Les Savoirs échangés

Et maintenant ? Madeleine est aussi organisée qu'elle est active : "J'ai pensé à ma retraite un an avant de la prendre. J'avais toujours en tête la formation et la documentation. C'est dans cette optique que je me suis tournée vers une association qui venait de se créer à Boulogne : Les Savoirs échangés. Je m'y suis engagée avec beaucoup de conviction et riche de toutes mes expériences professionnelles. J'y acquiers des éléments de bureautique et j'anime un atelier de couture.
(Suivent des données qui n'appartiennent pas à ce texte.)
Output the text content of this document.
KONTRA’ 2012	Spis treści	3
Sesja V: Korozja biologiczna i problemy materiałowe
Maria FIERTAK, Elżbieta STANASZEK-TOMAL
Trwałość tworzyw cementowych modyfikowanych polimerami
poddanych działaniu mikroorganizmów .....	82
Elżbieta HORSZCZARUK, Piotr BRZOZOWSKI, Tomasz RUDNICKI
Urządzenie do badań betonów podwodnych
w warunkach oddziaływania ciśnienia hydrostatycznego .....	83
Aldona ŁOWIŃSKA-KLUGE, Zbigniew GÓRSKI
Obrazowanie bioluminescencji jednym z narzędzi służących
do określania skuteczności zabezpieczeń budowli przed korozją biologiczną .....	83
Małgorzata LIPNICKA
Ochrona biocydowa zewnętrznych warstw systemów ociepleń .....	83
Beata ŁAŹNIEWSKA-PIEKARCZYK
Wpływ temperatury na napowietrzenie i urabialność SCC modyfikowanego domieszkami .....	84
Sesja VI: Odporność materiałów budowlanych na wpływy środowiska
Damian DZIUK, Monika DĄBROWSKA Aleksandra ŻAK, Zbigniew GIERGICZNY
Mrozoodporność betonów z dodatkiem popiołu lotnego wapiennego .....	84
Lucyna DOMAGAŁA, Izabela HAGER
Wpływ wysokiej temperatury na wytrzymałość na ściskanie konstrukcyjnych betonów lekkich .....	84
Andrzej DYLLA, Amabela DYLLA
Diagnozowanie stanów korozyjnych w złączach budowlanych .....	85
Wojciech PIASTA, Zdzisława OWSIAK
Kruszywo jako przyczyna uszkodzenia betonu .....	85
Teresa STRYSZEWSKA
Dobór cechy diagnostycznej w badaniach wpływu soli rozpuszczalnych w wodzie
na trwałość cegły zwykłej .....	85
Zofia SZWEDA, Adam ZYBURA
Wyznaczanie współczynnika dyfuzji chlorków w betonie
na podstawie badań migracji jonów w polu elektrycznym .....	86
Nous y formons un petit groupe qui "papote" autant qu'il pique à la machine ! Et j'ai la joie de réaliser ce vieux désir : transmettre, former, orienter... Et là, plus question de hiérarchie : chacun échange ce qu'il connaît, petit ou grand savoir, sans que l'équivalence intervienne dans la réciprocité."

"D'autres occupations associatives ou familiales habitent mon temps et je puis dire qu'après avoir été heureuse rue Bayard, je le suis sur les chemins de la retraite."